Dublin firm wins €5m BBC animation deal

Sunday, September 14, 2008  By Elaine O'Regan

Dublin production company Jam Media has secured a major broadcasting contract to produce a new €5 million BBC animation series.

The British broadcaster provided over half of the funding for the 'Badly Drawn Roy' series, which will feature a combination of live action and animation aimed at the pre-teen market.

Additional funding came from a number of Irish sources, including the Section 481 government tax incentive for film and television, Broadcasting Commission of Ireland, Irish Film Board and RTE. John Rice, managing director of Jam Media, said the series would air on RTE in early 2010, with additional deals with broadcasters worldwide also in the pipeline.


''The BBC has the UK broadcasting rights, but we will be at the Cartoon Forum in Germany later this month talking to other broadcasters internationally," he said. ''Our other series Picme and Funky Fables are both currently performing extremely well globally and we would certainly expect that Badly Drawn Roy will achieve similar success."

Rice said the funding environment in Ireland was a major advantage for animators operating here.

''Securing finance can be a difficult process," he said. ''You need your anchor broadcaster on board and then you go about securing the rest of the money.

''The big advantage with producing the series in Ireland is that you can go to the BBC, for example, and tell them that you could get between 30 and 50 per cent of the necessary funding in Ireland yourself with initiatives like Section 481, the BCI and Irish Film Board."

Principal photography work for Badly Drawn Roy began last week. The series will debut on the BBC next March.

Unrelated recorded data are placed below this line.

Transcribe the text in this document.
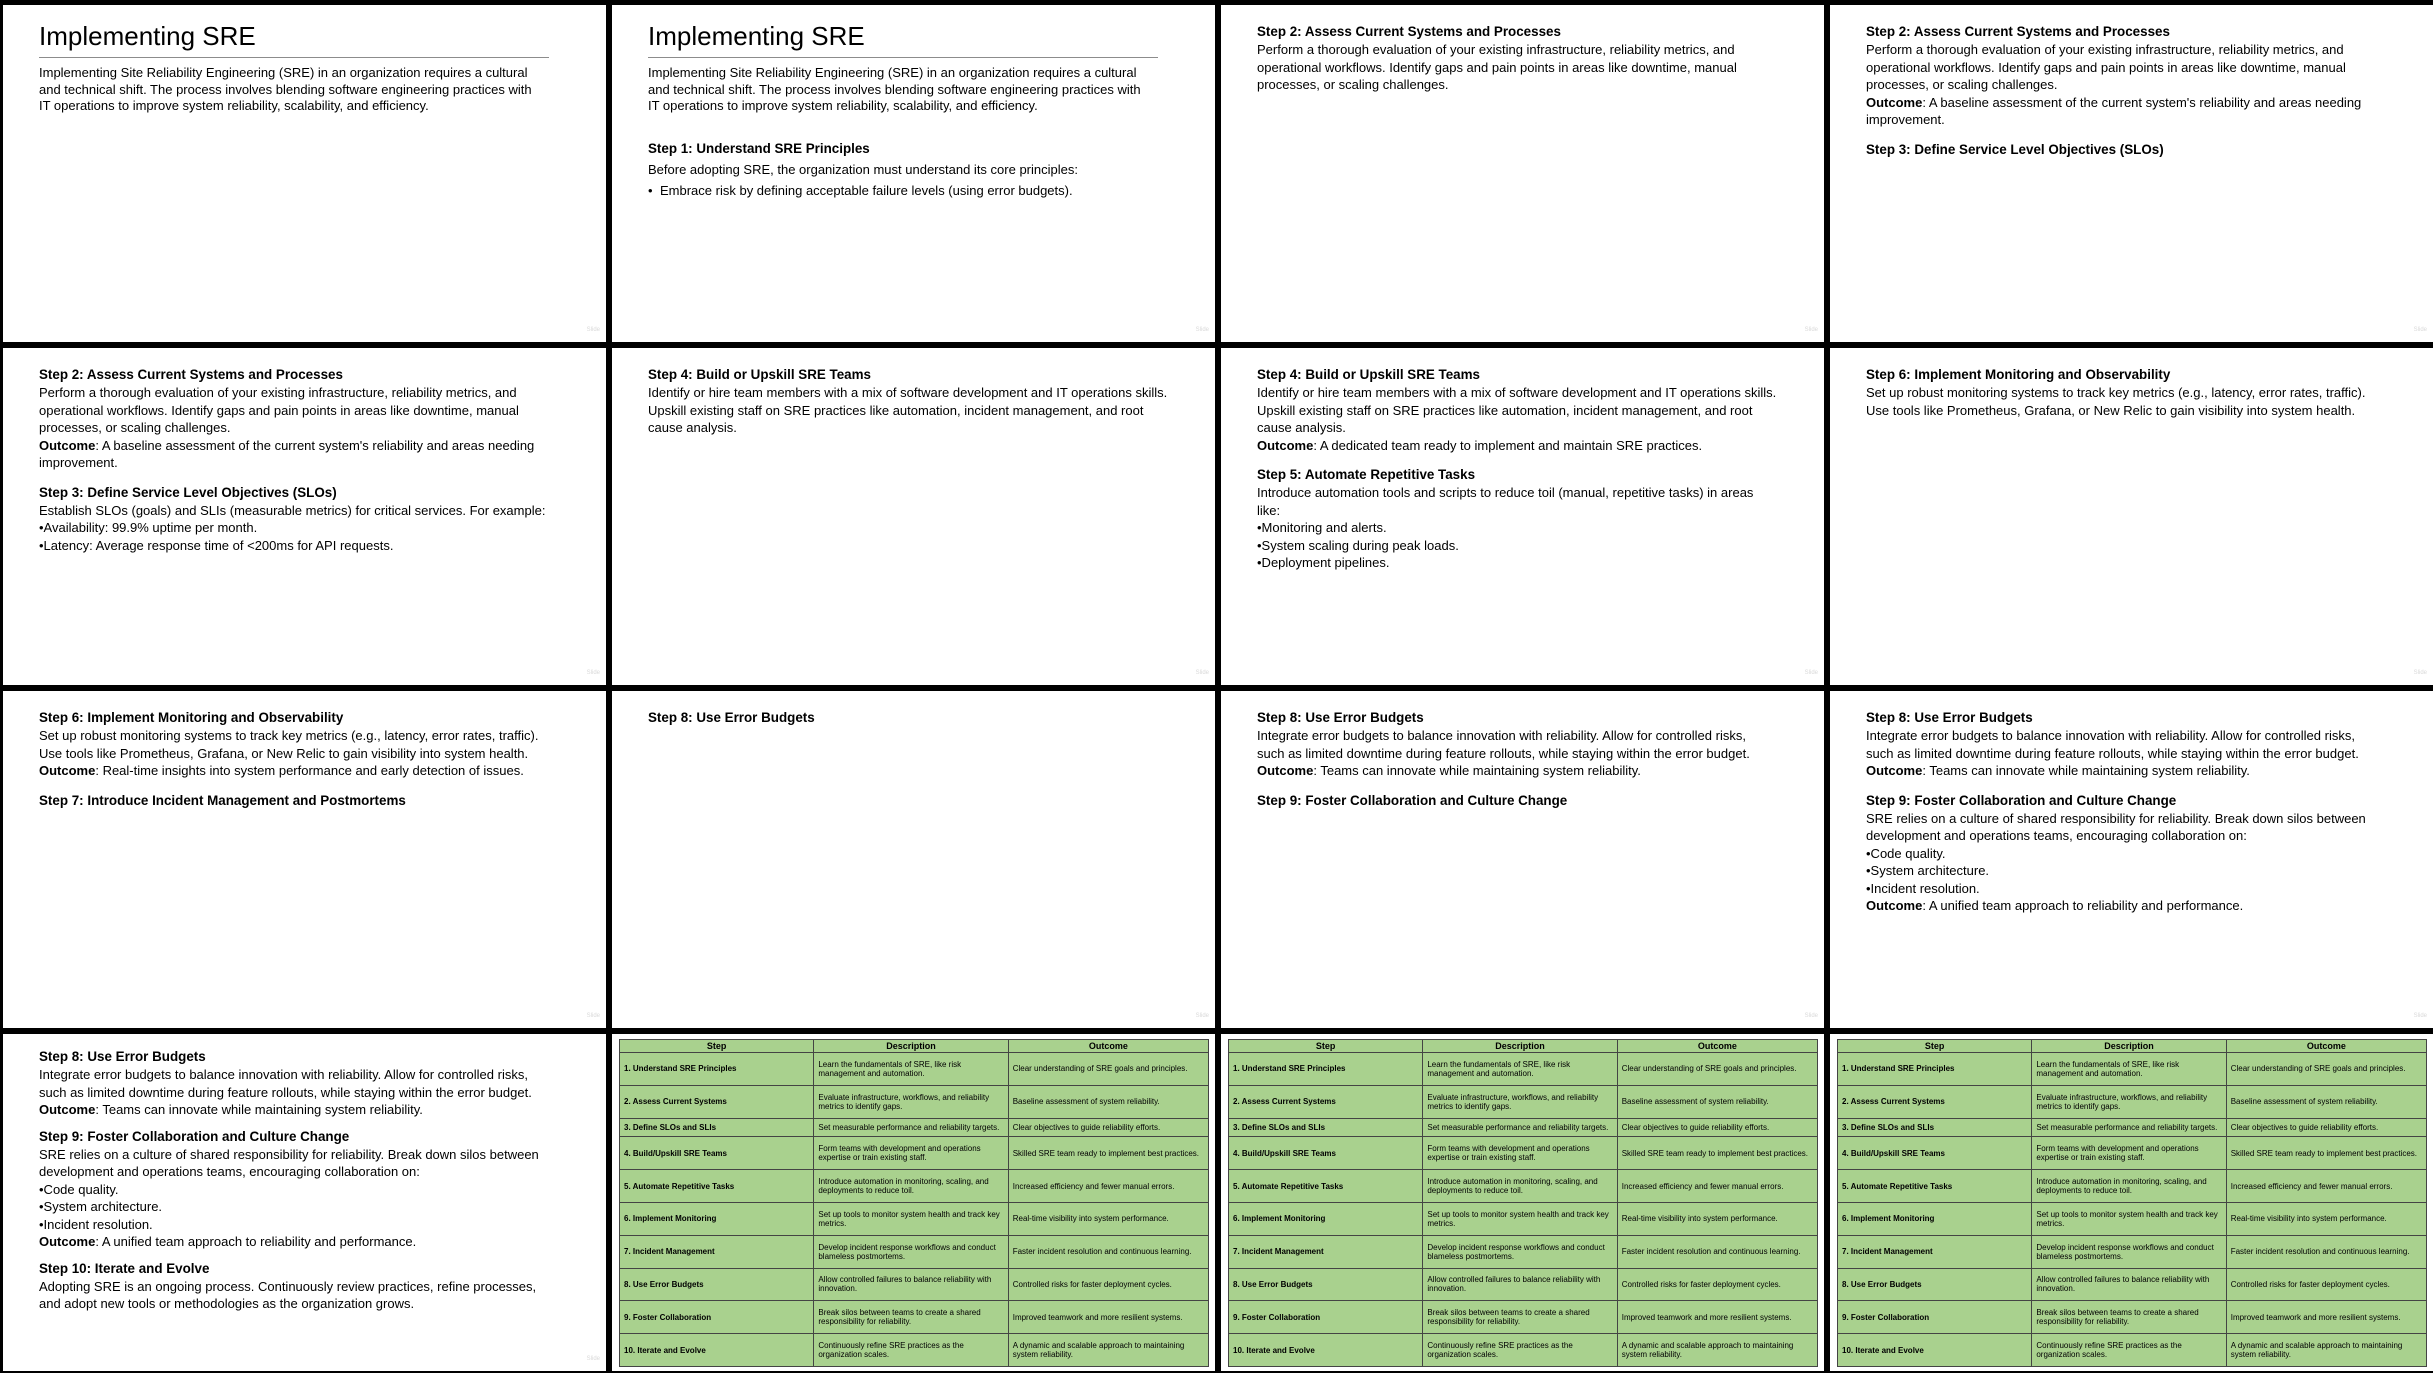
Implementing SRE
Implementing Site Reliability Engineering (SRE) in an organization requires a cultural and technical shift. The process involves blending software engineering practices with IT operations to improve system reliability, scalability, and efficiency.
Slide
Implementing SRE
Implementing Site Reliability Engineering (SRE) in an organization requires a cultural and technical shift. The process involves blending software engineering practices with IT operations to improve system reliability, scalability, and efficiency.
Step 1: Understand SRE Principles
Before adopting SRE, the organization must understand its core principles:
• Embrace risk by defining acceptable failure levels (using error budgets).
Slide
Step 2: Assess Current Systems and Processes
Perform a thorough evaluation of your existing infrastructure, reliability metrics, and operational workflows. Identify gaps and pain points in areas like downtime, manual processes, or scaling challenges.
Slide
Step 2: Assess Current Systems and Processes
Perform a thorough evaluation of your existing infrastructure, reliability metrics, and operational workflows. Identify gaps and pain points in areas like downtime, manual processes, or scaling challenges.
Outcome: A baseline assessment of the current system's reliability and areas needing improvement.
Step 3: Define Service Level Objectives (SLOs)
Slide
Step 2: Assess Current Systems and Processes
Perform a thorough evaluation of your existing infrastructure, reliability metrics, and operational workflows. Identify gaps and pain points in areas like downtime, manual processes, or scaling challenges.
Outcome: A baseline assessment of the current system's reliability and areas needing improvement.
Step 3: Define Service Level Objectives (SLOs)
Establish SLOs (goals) and SLIs (measurable metrics) for critical services. For example:
•Availability: 99.9% uptime per month.
•Latency: Average response time of <200ms for API requests.
Slide
Step 4: Build or Upskill SRE Teams
Identify or hire team members with a mix of software development and IT operations skills. Upskill existing staff on SRE practices like automation, incident management, and root cause analysis.
Slide
Step 4: Build or Upskill SRE Teams
Identify or hire team members with a mix of software development and IT operations skills. Upskill existing staff on SRE practices like automation, incident management, and root cause analysis.
Outcome: A dedicated team ready to implement and maintain SRE practices.
Step 5: Automate Repetitive Tasks
Introduce automation tools and scripts to reduce toil (manual, repetitive tasks) in areas like:
•Monitoring and alerts.
•System scaling during peak loads.
•Deployment pipelines.
Slide
Step 6: Implement Monitoring and Observability
Set up robust monitoring systems to track key metrics (e.g., latency, error rates, traffic). Use tools like Prometheus, Grafana, or New Relic to gain visibility into system health.
Slide
Step 6: Implement Monitoring and Observability
Set up robust monitoring systems to track key metrics (e.g., latency, error rates, traffic). Use tools like Prometheus, Grafana, or New Relic to gain visibility into system health.
Outcome: Real-time insights into system performance and early detection of issues.
Step 7: Introduce Incident Management and Postmortems
Slide
Step 8: Use Error Budgets
Slide
Step 8: Use Error Budgets
Integrate error budgets to balance innovation with reliability. Allow for controlled risks, such as limited downtime during feature rollouts, while staying within the error budget.
Outcome: Teams can innovate while maintaining system reliability.
Step 9: Foster Collaboration and Culture Change
Slide
Step 8: Use Error Budgets
Integrate error budgets to balance innovation with reliability. Allow for controlled risks, such as limited downtime during feature rollouts, while staying within the error budget.
Outcome: Teams can innovate while maintaining system reliability.
Step 9: Foster Collaboration and Culture Change
SRE relies on a culture of shared responsibility for reliability. Break down silos between development and operations teams, encouraging collaboration on:
•Code quality.
•System architecture.
•Incident resolution.
Outcome: A unified team approach to reliability and performance.
Slide
Step 8: Use Error Budgets
Integrate error budgets to balance innovation with reliability. Allow for controlled risks, such as limited downtime during feature rollouts, while staying within the error budget.
Outcome: Teams can innovate while maintaining system reliability.
Step 9: Foster Collaboration and Culture Change
SRE relies on a culture of shared responsibility for reliability. Break down silos between development and operations teams, encouraging collaboration on:
•Code quality.
•System architecture.
•Incident resolution.
Outcome: A unified team approach to reliability and performance.
Step 10: Iterate and Evolve
Adopting SRE is an ongoing process. Continuously review practices, refine processes, and adopt new tools or methodologies as the organization grows.
Slide
Step	Description	Outcome
1. Understand SRE Principles	Learn the fundamentals of SRE, like risk management and automation.	Clear understanding of SRE goals and principles.
2. Assess Current Systems	Evaluate infrastructure, workflows, and reliability metrics to identify gaps.	Baseline assessment of system reliability.
3. Define SLOs and SLIs	Set measurable performance and reliability targets.	Clear objectives to guide reliability efforts.
4. Build/Upskill SRE Teams	Form teams with development and operations expertise or train existing staff.	Skilled SRE team ready to implement best practices.
5. Automate Repetitive Tasks	Introduce automation in monitoring, scaling, and deployments to reduce toil.	Increased efficiency and fewer manual errors.
6. Implement Monitoring	Set up tools to monitor system health and track key metrics.	Real-time visibility into system performance.
7. Incident Management	Develop incident response workflows and conduct blameless postmortems.	Faster incident resolution and continuous learning.
8. Use Error Budgets	Allow controlled failures to balance reliability with innovation.	Controlled risks for faster deployment cycles.
9. Foster Collaboration	Break silos between teams to create a shared responsibility for reliability.	Improved teamwork and more resilient systems.
10. Iterate and Evolve	Continuously refine SRE practices as the organization scales.	A dynamic and scalable approach to maintaining system reliability.
Step	Description	Outcome
1. Understand SRE Principles	Learn the fundamentals of SRE, like risk management and automation.	Clear understanding of SRE goals and principles.
2. Assess Current Systems	Evaluate infrastructure, workflows, and reliability metrics to identify gaps.	Baseline assessment of system reliability.
3. Define SLOs and SLIs	Set measurable performance and reliability targets.	Clear objectives to guide reliability efforts.
4. Build/Upskill SRE Teams	Form teams with development and operations expertise or train existing staff.	Skilled SRE team ready to implement best practices.
5. Automate Repetitive Tasks	Introduce automation in monitoring, scaling, and deployments to reduce toil.	Increased efficiency and fewer manual errors.
6. Implement Monitoring	Set up tools to monitor system health and track key metrics.	Real-time visibility into system performance.
7. Incident Management	Develop incident response workflows and conduct blameless postmortems.	Faster incident resolution and continuous learning.
8. Use Error Budgets	Allow controlled failures to balance reliability with innovation.	Controlled risks for faster deployment cycles.
9. Foster Collaboration	Break silos between teams to create a shared responsibility for reliability.	Improved teamwork and more resilient systems.
10. Iterate and Evolve	Continuously refine SRE practices as the organization scales.	A dynamic and scalable approach to maintaining system reliability.
Step	Description	Outcome
1. Understand SRE Principles	Learn the fundamentals of SRE, like risk management and automation.	Clear understanding of SRE goals and principles.
2. Assess Current Systems	Evaluate infrastructure, workflows, and reliability metrics to identify gaps.	Baseline assessment of system reliability.
3. Define SLOs and SLIs	Set measurable performance and reliability targets.	Clear objectives to guide reliability efforts.
4. Build/Upskill SRE Teams	Form teams with development and operations expertise or train existing staff.	Skilled SRE team ready to implement best practices.
5. Automate Repetitive Tasks	Introduce automation in monitoring, scaling, and deployments to reduce toil.	Increased efficiency and fewer manual errors.
6. Implement Monitoring	Set up tools to monitor system health and track key metrics.	Real-time visibility into system performance.
7. Incident Management	Develop incident response workflows and conduct blameless postmortems.	Faster incident resolution and continuous learning.
8. Use Error Budgets	Allow controlled failures to balance reliability with innovation.	Controlled risks for faster deployment cycles.
9. Foster Collaboration	Break silos between teams to create a shared responsibility for reliability.	Improved teamwork and more resilient systems.
10. Iterate and Evolve	Continuously refine SRE practices as the organization scales.	A dynamic and scalable approach to maintaining system reliability.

''This is our most ambitious project so far," said Rice.

''We'll be producing the series in Ireland and contracting in 90 writers, crew, actors and animators to work on the project in addition to our own staff. We're looking at a 12week live action shoot and 30 weeks in animation production."

The BBC picked up the series following Jam's short film release of the same name in 2006.

Produced under the Frameworks Scheme with funding from RTE, the Arts Council and Irish Film Board, the original film was presented as a mock documentary about an animated character called Roy and his life as part of an ordinary live action' family in a Dublin suburb.

Rice said the format for the new BBC series had been re-jigged to appeal to a pre-teen audience.

''It was commissioned by BBC drama, which is really unusual for a kid's TV series," he said. ''The idea is that it might appeal to children on the verge of puberty who often feel kind of different - Roy is a cartoon boy living in the real world.

''Roy tries to fit with the real world around him, but how do you blend in with the crowd when you can squash and stretch, involuntarily turn blue when you're sad, green when you're jealous and produce a flock of twittering birds when you get a bump on the head?"

The new series is expected to appeal to six- to 12-year-olds, a slightly older target group than existing Jam Media series Picme and Funky Fables.

The company's original animation series Picme, first broadcast on RTE in 2004, has since sold to international broadcasters Nickelodeon and high-definition US network Animania HD.

The series began its run with another US cable network, PBS Sprout, last month. Jam's Funky Fables series began broadcasting on BBC children's channel CBBC at the start of the month. Between them, Rice said the two series had a combined international audience of over one million.

''With PBS Sprout alone, Picme has a penetration of over 50 million homes in the US," he said. ''The series is in 80 territories around the world now with Nick Junior outside the states and the two US deals."

The company plans to use the Headhunter software developed for Picme to tap into the mobile content market in Ireland and beyond.

''The idea is that mobile users will be able to take photos of themselves on their mobiles and send them to a server," said Rice. ''We can crop out the shots and send them back with a personalised live action or still background - a user's face super-imposed on a Man U player scoring the winning goal for example.

''It's amore adult-orientated idea, which we hope to launch at the end of the year for the likes of the iPhone or iTouch."